Blood pressure: The mean arterial blood pressure (MAP) is usually elevated in patients with an acute stroke. This may be due to chronic hypertension, which is a major risk factor for ischemic stroke. However, in many cases the acutely elevated blood pressure is necessary to maintain brain perfusion.

  • Patients with an intracranial hemorrhage may have increased intracranial pressure (ICP) due to blood within the cranium. Cerebral perfusion pressure (CPP) equals MAP minus ICP. Thus, increases in MAP may be the only means to maintain CPP above 60 mmHg, the level necessary to maintain perfusion.

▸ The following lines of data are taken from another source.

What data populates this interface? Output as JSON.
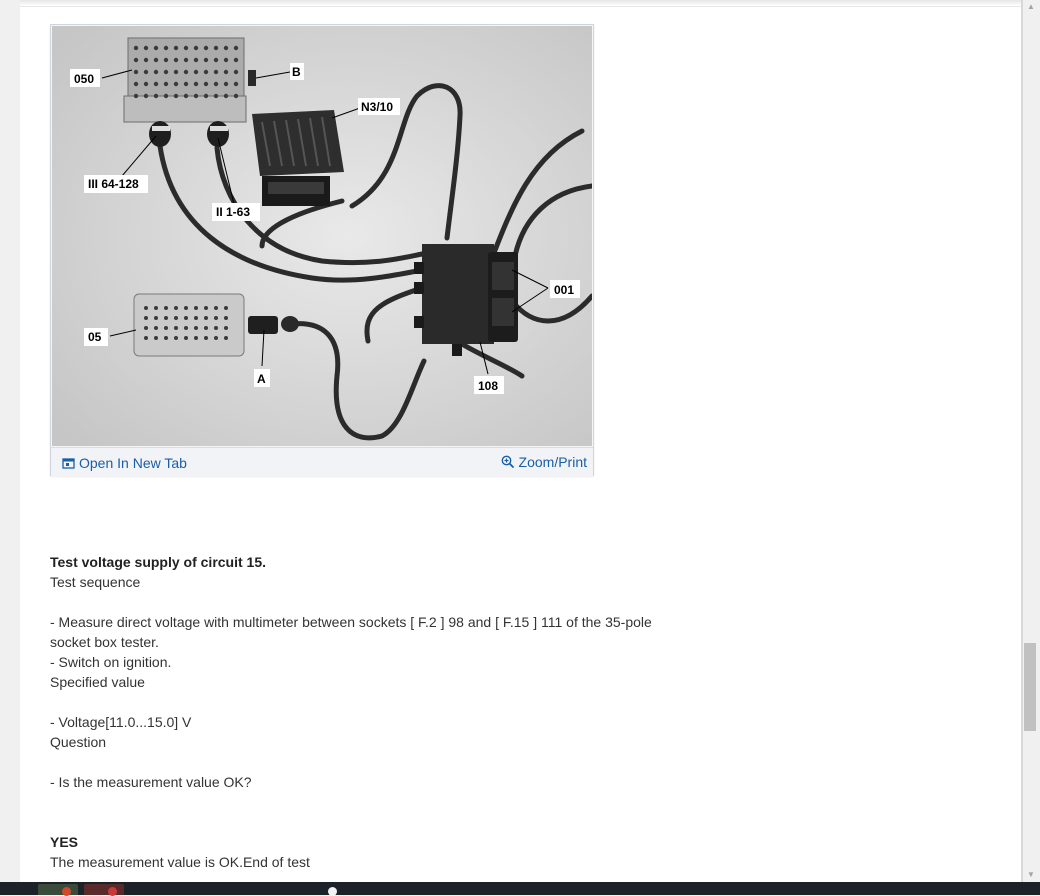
{
  "figure": {
    "labels": {
      "l050": "050",
      "lB": "B",
      "lN310": "N3/10",
      "lIII": "III 64-128",
      "lII": "II 1-63",
      "l001": "001",
      "l05": "05",
      "lA": "A",
      "l108": "108"
    },
    "open_new_tab": "Open In New Tab",
    "zoom_print": "Zoom/Print",
    "icons": {
      "open": "open-in-new-tab-icon",
      "zoom": "zoom-magnifier-icon"
    }
  },
  "body": {
    "heading": "Test voltage supply of circuit 15.",
    "test_sequence_label": "Test sequence",
    "step1_line1": " -  Measure direct voltage with multimeter between sockets [ F.2 ] 98 and [ F.15 ] 111 of the 35-pole",
    "step1_line2": "socket box tester.",
    "step2": " -  Switch on ignition.",
    "specified_value_label": "Specified value",
    "voltage": " -  Voltage[11.0...15.0] V",
    "question_label": "Question",
    "question": " -  Is the measurement value OK?",
    "yes_label": "YES",
    "yes_text": "The measurement value is OK.End of test"
  },
  "colors": {
    "link": "#1a5ea8",
    "text": "#333333",
    "scroll_thumb": "#c1c1c1"
  }
}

  • In patients with ischemic stroke, the perfusion pressure distal to the obstructive vessel is low and the distal vessels are dilated. Blood flow in these dilated vessels is thought to be dependent upon the systemic blood pressure.

The observation that the BP frequently rises spontaneously following cerebral ischemia is consistent with this protective hypothesis, although a stress response to the acute event and to hospitalization may also contribute. The hypertensive effect is transient, as the BP falls by as much as 20/10 mmHg within 10 days.

Numerous reports have documented a clinical decline associated with lowering blood pressure in the patient with an acute ischemic stroke. On the other hand, severe increases in blood pressure can cause hypertensive encephalopathy, a condition that can mimic stroke. In this case, lowering the blood pressure is the indicated treatment.

Elevated blood pressure can also worsen an intracerebral hemorrhage. In patients with subarachnoid hemorrhage (SAH), for example, the mechanical force across the plugged bleeding site is related to the difference between the systemic blood pressure and the cerebrospinal fluid (CSF) pressure. Lowering the blood pressure may decrease the risk of rebleeding, but this benefit is often offset by an increased risk of infarction.

Similar considerations apply to the patient with intracerebral hemorrhage in whom the blood pressure again represents the force for continued bleeding. One difference between the patient with intracerebral and subarachnoid hemorrhage is that the latter is more often normotensive at baseline, suggesting that the elevation in blood pressure is a compensatory response to maintain cerebral perfusion.